After finishing up at the Air Force in late May, Jax had 60 days of paid leave before he must report on July 29 to Cape Canaveral Air Force Station in Florida, where he would spend the next 22 months as an acquisitions officer for a missile and satellite launch squadron. His baseball career would have to go on the back burner.
"It was a really hard pill to swallow," Jax said. "I don't want to say that it was like I was lied to, but it was as if they turned their back on me at the last second. But at the same time, I understood the commitment I gave to the academy as soon as I showed up."
With baseball season already well underway, Jax was on the clock. While his fellow graduates embarked on extended vacations or relaxed at home, the right-hander reported to the Twins' training facility in Fort Myers, Florida, to prepare to pitch in the Minors.
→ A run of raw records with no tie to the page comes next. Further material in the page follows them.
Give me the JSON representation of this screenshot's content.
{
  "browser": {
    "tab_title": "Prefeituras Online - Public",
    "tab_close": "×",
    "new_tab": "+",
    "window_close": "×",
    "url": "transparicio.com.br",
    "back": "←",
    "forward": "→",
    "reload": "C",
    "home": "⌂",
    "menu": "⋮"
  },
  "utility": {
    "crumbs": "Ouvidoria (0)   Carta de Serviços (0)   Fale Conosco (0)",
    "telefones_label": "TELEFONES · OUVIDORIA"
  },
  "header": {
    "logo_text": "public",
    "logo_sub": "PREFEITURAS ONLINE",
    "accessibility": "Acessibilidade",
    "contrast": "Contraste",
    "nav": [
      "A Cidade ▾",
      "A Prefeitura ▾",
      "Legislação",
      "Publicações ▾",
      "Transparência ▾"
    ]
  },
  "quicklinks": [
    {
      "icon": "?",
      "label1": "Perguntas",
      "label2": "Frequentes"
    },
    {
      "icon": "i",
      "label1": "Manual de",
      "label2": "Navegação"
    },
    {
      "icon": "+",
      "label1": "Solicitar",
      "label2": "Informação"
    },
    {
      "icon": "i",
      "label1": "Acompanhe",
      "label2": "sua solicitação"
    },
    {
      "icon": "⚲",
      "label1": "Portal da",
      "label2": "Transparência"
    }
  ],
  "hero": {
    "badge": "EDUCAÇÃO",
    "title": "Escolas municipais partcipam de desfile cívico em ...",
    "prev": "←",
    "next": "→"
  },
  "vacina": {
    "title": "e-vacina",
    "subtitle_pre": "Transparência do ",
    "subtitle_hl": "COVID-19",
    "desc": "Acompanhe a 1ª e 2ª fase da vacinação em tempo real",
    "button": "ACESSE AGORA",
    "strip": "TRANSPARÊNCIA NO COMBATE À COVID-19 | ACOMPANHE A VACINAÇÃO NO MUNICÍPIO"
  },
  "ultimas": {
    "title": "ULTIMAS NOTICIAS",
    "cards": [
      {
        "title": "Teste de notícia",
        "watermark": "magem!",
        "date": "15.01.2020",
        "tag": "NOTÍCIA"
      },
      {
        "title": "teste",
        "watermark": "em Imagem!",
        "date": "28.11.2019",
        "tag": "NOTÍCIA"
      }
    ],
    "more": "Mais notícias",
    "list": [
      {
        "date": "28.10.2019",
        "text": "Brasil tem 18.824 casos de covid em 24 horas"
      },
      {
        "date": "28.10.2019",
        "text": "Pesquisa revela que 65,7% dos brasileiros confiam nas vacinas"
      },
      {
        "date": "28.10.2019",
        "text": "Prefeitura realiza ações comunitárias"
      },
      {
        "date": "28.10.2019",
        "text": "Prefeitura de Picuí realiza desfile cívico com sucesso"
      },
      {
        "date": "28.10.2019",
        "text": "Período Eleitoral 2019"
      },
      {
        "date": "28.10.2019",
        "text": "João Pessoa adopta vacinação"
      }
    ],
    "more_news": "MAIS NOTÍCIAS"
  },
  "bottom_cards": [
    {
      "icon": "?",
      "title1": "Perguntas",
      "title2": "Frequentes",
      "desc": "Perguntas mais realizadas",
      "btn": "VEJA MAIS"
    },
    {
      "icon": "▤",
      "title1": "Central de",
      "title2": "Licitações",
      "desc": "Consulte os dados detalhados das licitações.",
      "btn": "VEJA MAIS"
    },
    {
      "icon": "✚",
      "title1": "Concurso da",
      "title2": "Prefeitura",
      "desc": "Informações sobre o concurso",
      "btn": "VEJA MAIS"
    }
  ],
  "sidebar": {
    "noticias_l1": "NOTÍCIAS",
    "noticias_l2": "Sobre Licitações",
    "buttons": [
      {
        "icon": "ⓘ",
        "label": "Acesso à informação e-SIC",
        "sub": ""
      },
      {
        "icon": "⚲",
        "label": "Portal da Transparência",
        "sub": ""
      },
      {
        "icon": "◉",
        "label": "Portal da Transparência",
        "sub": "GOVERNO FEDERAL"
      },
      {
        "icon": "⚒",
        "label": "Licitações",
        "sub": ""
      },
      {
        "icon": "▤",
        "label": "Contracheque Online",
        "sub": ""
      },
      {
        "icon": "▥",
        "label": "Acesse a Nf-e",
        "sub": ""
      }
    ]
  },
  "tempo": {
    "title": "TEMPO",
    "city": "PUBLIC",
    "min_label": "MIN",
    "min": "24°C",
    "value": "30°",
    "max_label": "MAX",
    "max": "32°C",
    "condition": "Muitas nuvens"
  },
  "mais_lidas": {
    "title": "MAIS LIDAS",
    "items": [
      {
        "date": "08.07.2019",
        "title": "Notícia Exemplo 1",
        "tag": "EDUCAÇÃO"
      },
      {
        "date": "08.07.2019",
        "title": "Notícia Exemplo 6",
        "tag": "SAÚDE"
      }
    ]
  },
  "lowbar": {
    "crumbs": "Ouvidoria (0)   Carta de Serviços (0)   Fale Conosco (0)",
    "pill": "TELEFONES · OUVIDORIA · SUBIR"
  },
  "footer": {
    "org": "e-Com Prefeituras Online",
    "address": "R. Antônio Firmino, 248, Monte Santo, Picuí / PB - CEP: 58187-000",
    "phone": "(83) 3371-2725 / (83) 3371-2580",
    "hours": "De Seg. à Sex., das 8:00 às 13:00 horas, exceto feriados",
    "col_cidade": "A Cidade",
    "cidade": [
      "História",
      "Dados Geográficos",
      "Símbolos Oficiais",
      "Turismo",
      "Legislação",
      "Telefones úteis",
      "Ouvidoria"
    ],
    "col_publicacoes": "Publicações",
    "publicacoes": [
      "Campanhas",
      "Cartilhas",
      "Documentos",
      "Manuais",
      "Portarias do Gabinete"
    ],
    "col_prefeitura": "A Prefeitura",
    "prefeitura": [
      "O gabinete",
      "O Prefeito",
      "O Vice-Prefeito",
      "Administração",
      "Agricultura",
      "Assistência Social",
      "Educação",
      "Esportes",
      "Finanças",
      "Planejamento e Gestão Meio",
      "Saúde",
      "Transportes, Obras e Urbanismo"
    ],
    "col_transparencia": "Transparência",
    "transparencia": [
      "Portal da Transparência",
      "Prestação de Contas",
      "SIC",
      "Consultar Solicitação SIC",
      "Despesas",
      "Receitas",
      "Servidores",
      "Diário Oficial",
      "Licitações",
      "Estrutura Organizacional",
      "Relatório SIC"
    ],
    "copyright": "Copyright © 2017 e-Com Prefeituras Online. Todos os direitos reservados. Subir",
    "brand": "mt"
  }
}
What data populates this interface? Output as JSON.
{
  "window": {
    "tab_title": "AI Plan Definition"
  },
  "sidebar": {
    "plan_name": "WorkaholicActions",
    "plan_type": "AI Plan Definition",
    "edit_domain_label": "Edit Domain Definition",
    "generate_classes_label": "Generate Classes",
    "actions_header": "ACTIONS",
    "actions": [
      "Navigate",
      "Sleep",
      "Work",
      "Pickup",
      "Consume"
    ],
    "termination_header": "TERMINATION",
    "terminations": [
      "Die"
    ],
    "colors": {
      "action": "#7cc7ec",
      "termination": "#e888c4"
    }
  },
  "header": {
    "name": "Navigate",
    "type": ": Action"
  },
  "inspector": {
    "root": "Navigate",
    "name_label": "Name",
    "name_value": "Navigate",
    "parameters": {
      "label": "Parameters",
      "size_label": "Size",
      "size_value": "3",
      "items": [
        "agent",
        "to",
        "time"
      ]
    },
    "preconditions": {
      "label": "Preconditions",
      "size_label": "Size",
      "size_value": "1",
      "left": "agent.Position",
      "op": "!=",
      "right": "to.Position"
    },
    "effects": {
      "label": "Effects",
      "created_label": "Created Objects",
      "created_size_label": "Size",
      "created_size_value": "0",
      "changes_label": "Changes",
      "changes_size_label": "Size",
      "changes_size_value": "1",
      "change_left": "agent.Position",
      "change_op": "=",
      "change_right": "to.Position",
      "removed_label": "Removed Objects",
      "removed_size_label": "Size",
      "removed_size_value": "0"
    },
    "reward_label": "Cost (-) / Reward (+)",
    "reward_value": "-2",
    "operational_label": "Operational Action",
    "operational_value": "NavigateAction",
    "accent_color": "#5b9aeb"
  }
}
He made his season debut with Rookie-level Elizabethton on June 26, after which he immediately earned a promotion to Class A Cedar Rapids. Mere hours after his plane landed on July 2, he tossed seven scoreless innings -- allowing three hits, walking one and striking out four -- in his Midwest League debut against Clinton.
| "Everyone has always asked me if I wanted to be in the military and if I wanted to fly planes. But my goal and my dream since I can remember was to play professional baseball, and that's going to stay that way for as long as it can."
Through three starts, Jax sports a 3.12 ERA with 15 strikeouts and only one walk over 17 1/3 frames across two levels. He has impressed his coaches along the way with his work ethic and intense workout practices.
"He's one of the first guys out there getting his arm care work in and getting his pregame work in," Cedar Rapids pitching coach J.P. Martinez said. "He asks good questions, and he takes feedback well. … He has a pretty good feel for what he's doing -- I'd say a little bit more than most guys at this level."
While Jax said knowing his season's end date has felt strange at times, the deadline has changed little about his daily routine with the Kernels.
"There's no accelerated time scale for someone who is only going to be here a month or two," Martinez said, "but we do know if there is a question of if we're going to pull him this inning or that inning, we'll try and see a little bit more what he can do. We'll give him more of a chance to work out of some jams because he may not have that opportunity in a month."
The Twins have expressed their support to Jax, even discussing an arrangement whereby he could make the roughly three-hour drive from the base to Fort Myers on weekends to work out and occasionally pitch on Saturdays.
Either way, Jax plans to continue his ascent toward the big leagues as soon as he returns. Though he has known since enrolling in the Air Force Academy that his path toward the Majors would feature more obstacles than many of his peers, that has remained his primary destination.
"Everyone has always asked me if I wanted to be in the military and if I wanted to fly planes," Jax said. "But my goal and my dream since I can remember was to play professional baseball, and that's going to stay that way for as long as it can."
For now, the son of former NFL linebacker Garth Jax is focused on learning as much as he can before leaving Iowa to head south.
"I'm just trying to be as big of a sponge as I can be here," Jax said. "When I'm gone for the next 22-ish months, I can keep polishing those things. When I show back up, I'll be even better than I am today.
"I'm going to give my time to the military and serve my time there, and as soon as I'm done I'm going to come back and hopefully make a career out of baseball."